懸命に微笑み、ぎこちない口でそうねと言いかけたとき、紫苑が「でも俺が睡蓮の国に行く方が先かもしれないな」と言った。
「在位千年の式典が近いだろう?」
睡蓮が、ここ恒月国の隣の国、西燕国の王になってもうすぐ千年になろうとしていた。見た目は即位したときの十七歳のままだが、年齢は見た目通りのものではない。紫苑もまた、すでに四百年の時を生きる王だ。
神に選ばれた王は不老の身を与えられ、玉座を降りる日が来るまで生き続ける。けれど在位千年に達する王は歴史上、睡蓮が初めてと言われている。
「ああ、そうだったわね」
式典の話が出るのは予想していたため、思いのほか自然に相づちを打ててほっとする。
紫苑はその反応に、呆れたような顔をした。
「おい、まさか忘れてたとか言うなよ?」
「やっぱり来るの?」
「当たり前だろ。睡蓮には即位してからずっと世話になっているからな」
当然のように「待ってろよ」と紫苑が笑ったから、睡蓮も目を細め微笑んで「待ってる」と言葉を返した。その後も他愛ない話をしながら、睡蓮は痛む胸をそっと押さえた。
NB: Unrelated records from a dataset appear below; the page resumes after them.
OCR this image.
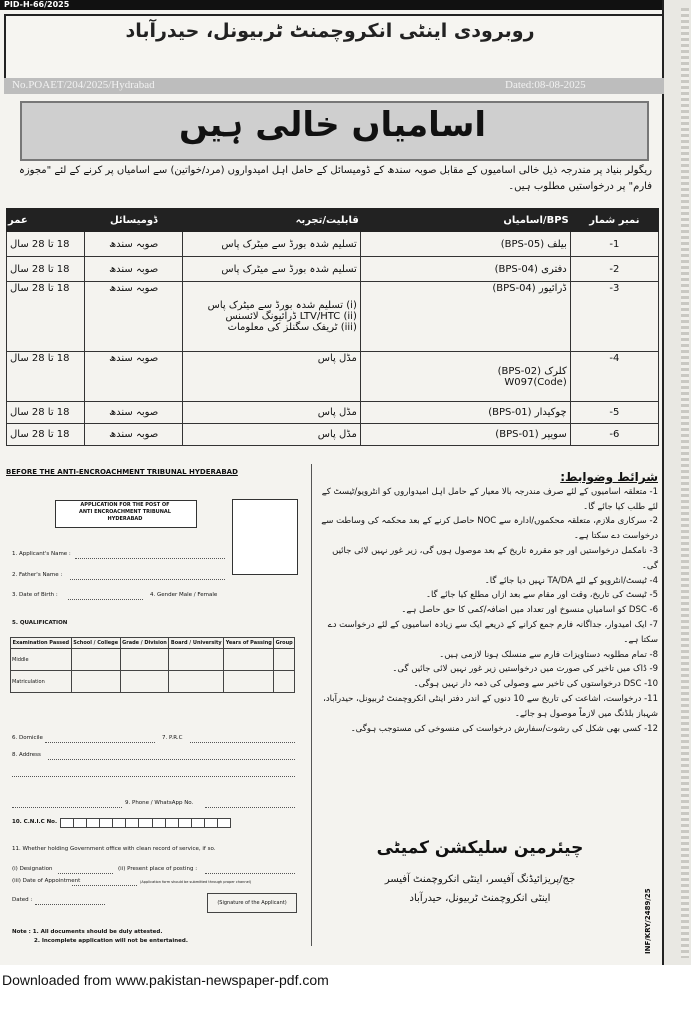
PID-H-66/2025
روبرودی اینٹی انکروچمنٹ ٹربیونل، حیدرآباد
No.POAET/204/2025/Hydrabad	Dated:08-08-2025
اسامیاں خالی ہیں
ریگولر بنیاد پر مندرجہ ذیل خالی اسامیوں کے مقابل صوبہ سندھ کے ڈومیسائل کے حامل اہل امیدواروں (مرد/خواتین) سے اسامیاں پر کرنے کے لئے "مجوزہ فارم" پر درخواستیں مطلوب ہیں۔
عمر	ڈومیسائل	قابلیت/تجربہ	اسامیاں/BPS	نمبر شمار
18 تا 28 سال	صوبہ سندھ	تسلیم شدہ بورڈ سے میٹرک پاس	بیلف (BPS-05)	-1
18 تا 28 سال	صوبہ سندھ	تسلیم شدہ بورڈ سے میٹرک پاس	دفتری (BPS-04)	-2
18 تا 28 سال	صوبہ سندھ	(i) تسلیم شدہ بورڈ سے میٹرک پاس
(ii) LTV/HTC ڈرائیونگ لائسنس
(iii) ٹریفک سگنلز کی معلومات	ڈرائیور (BPS-04)	-3
18 تا 28 سال	صوبہ سندھ	مڈل پاس	کلرک (BPS-02)
W097(Code)	-4
18 تا 28 سال	صوبہ سندھ	مڈل پاس	چوکیدار (BPS-01)	-5
18 تا 28 سال	صوبہ سندھ	مڈل پاس	سویپر (BPS-01)	-6
BEFORE THE ANTI-ENCROACHMENT TRIBUNAL HYDERABAD
APPLICATION FOR THE POST OF
ANTI ENCROACHMENT TRIBUNAL
HYDERABAD
1. Applicant's Name :
2. Father's Name :
3. Date of Birth :	4. Gender Male / Female
5. QUALIFICATION
Examination Passed	School / College	Grade / Division	Board / University	Years of Passing	Group
Middle					
Matriculation					
6. Domicile	7. P.R.C
8. Address
9. Phone / WhatsApp No.
10. C.N.I.C No.
11. Whether holding Government office with clean record of service, if so.
(i) Designation	(ii) Present place of posting :
(iii) Date of Appointment	(Application form should be submitted through proper channel)
Dated :	(Signature of the Applicant)
Note : 1. All documents should be duly attested.
2. Incomplete application will not be entertained.
شرائط وضوابط:
1- متعلقہ اسامیوں کے لئے صرف مندرجہ بالا معیار کے حامل اہل امیدواروں کو انٹرویو/ٹیسٹ کے لئے طلب کیا جائے گا۔
2- سرکاری ملازم، متعلقہ محکموں/ادارہ سے NOC حاصل کرنے کے بعد محکمہ کی وساطت سے درخواست دے سکتا ہے۔
3- نامکمل درخواستیں اور جو مقررہ تاریخ کے بعد موصول ہوں گی، زیر غور نہیں لائی جائیں گی۔
4- ٹیسٹ/انٹرویو کے لئے TA/DA نہیں دیا جائے گا۔
5- ٹیسٹ کی تاریخ، وقت اور مقام سے بعد ازاں مطلع کیا جائے گا۔
6- DSC کو اسامیاں منسوخ اور تعداد میں اضافہ/کمی کا حق حاصل ہے۔
7- ایک امیدوار، جداگانہ فارم جمع کرانے کے ذریعے ایک سے زیادہ اسامیوں کے لئے درخواست دے سکتا ہے۔
8- تمام مطلوبہ دستاویزات فارم سے منسلک ہونا لازمی ہیں۔
9- ڈاک میں تاخیر کی صورت میں درخواستیں زیر غور نہیں لائی جائیں گی۔
10- DSC درخواستوں کی تاخیر سے وصولی کی ذمہ دار نہیں ہوگی۔
11- درخواست، اشاعت کی تاریخ سے 10 دنوں کے اندر دفتر اینٹی انکروچمنٹ ٹربیونل، حیدرآباد، شہباز بلڈنگ میں لازماً موصول ہو جائے۔
12- کسی بھی شکل کی رشوت/سفارش درخواست کی منسوخی کی مستوجب ہوگی۔
چیئرمین سلیکشن کمیٹی
جج/پریزائیڈنگ آفیسر، اینٹی انکروچمنٹ آفیسر
اینٹی انکروچمنٹ ٹربیونل، حیدرآباد	INF/KRY/2489/25
Downloaded from www.pakistan-newspaper-pdf.com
──ごめんね、紫苑。初めてあなたに嘘をついてしまった。
そして、在位千年の記念日に至る三日前、睡蓮は西燕国の自室で一人の男と向き合っていた。神に仕える神子であることを示す、青い衣に身を包んだ男の名は蛍火。千年間側近として睡蓮の側で支え続けてくれた存在だ。
「本当にこのまま、よろしいのですね?」
「……うん、いいの」
見飽きるほど見慣れた蛍火の手には、陶器のように真っ白で滑らかな刃を持つ変わった短剣が握られていた。儀式用だというそれは不思議なほど美しい。
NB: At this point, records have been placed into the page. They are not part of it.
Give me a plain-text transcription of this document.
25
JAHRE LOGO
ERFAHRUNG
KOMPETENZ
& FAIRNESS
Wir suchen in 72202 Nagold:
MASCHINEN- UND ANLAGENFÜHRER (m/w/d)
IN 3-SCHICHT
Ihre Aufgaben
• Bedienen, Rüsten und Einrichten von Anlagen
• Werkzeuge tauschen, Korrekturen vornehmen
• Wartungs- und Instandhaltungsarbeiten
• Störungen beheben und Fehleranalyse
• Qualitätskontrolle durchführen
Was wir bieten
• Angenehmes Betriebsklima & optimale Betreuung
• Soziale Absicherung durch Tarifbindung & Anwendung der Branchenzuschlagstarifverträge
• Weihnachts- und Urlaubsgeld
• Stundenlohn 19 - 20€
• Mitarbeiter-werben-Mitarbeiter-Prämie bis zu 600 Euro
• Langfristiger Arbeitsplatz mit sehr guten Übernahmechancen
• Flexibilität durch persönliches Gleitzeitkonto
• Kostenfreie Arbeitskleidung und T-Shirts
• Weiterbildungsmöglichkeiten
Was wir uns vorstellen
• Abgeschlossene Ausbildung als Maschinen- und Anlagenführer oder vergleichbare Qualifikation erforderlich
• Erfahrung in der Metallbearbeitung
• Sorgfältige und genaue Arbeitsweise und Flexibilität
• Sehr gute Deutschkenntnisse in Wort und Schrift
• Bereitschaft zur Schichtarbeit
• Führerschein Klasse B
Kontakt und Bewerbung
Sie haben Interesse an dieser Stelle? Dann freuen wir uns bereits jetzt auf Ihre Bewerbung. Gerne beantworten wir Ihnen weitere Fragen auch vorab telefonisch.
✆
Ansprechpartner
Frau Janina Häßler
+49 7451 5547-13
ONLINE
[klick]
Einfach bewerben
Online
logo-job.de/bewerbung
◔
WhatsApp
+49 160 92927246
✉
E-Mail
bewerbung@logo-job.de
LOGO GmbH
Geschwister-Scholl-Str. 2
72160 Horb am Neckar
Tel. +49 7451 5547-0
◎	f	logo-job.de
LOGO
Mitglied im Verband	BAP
綺麗な顔に無表情を貼りつけた蛍火の手を両手で優しく包み、睡蓮は心からの笑みを浮かべた。
「蛍火。千年間支えてくれてありがとう」
きっと、彼がいなければこんなに長く王として立ち続けることはできなかっただろう。蛍火には本当にいくら感謝しても足りない。
己の運命を完全に受け入れている様子の睡蓮に何を思ったのか、複雑な表情を浮かべた蛍火が「……もしも」とそっと口を開いた。
「……今一度、人生を与えられたとするなら、あなたはどう生きたいと望みますか」
そんなことを聞いて、どうすると言うのか。
死んだ人間は神の手により魂を浄化され、新たな体でまた生まれ変わると言われている。真実は誰にも分からない、言い伝えのようなものだ。それに、もしも本当に生まれ変わったとして、それはもう『睡蓮』ではない。
睡蓮は一瞬苦笑したものの、蛍火との最後の会話だと思って律儀に考えてみる。自然とふっと笑みが消え、視線が下がる。
「普通に、生きたいかな。王にはならない、普通の人の幸せがほしい」
もうこんな苦しい思いは嫌だ。
蛍火が感情の読み取れない静かな声で、「そうですか……」と言った。
それで今度こそ最後だった。蛍火が無言で、白い刃の先を睡蓮に向ける。
「さようなら」
睡蓮は、目の前にいる男と遠く離れた国にいる人、そして自分の国に別れを告げ、目を閉じた。良いことも、楽しい時間もたくさんあった。普通の人生を送っていれば、出会うこともなかった人にも会えた。
「わたしの時代はもう終わり」
太古の昔、地上全てと人間は、神により治められていたという。
あるとき、神は大地をいくつもの国に分け、それぞれに人間の王を立てた。やがて国々には人間が作った身分ができたが、神は身分によらず王を選び、選ばれた王には神から不老性と『神秘の力』と呼ばれる特別な力が与えられた。治世が長くなるほど増すその力は、使い方を心得ると瞬時の移動を可能にし、大地を豊かにすることができた。
神は王を選ぶが、選ばれた王が認められるかは民の判断に委ねられている。
国を良く治める王はまさに神のように崇められるが、国を傾ける王は民の糾弾に遭い、死をもって玉座から降りる。そうして神の次の選定を待つ。
神から人間へ大地の統治が移り、幾千年、西燕国に一人の女王が立った。
彼女は西燕国本来の穏やかな風土を取り戻し、農耕に力を入れると共に、身分による職業の選択の枠組みを撤廃した。改革は成功を収め、彼女は千年という破格の長さの時代を築いた。大きな政策はそのたった一つだったが、彼女が支持された最も大きな要因は神に与えられた神秘の力による御業だったという。
しかしその女王は、在位千年に至る直前、王位の返上を神に認められ自害したと言われている。
彼女の死後、王の呼称を『千年王』、その王が治めた長きにわたる安寧の時代を『千年王国』として、西燕国のみならず多くの国にその名が轟いた。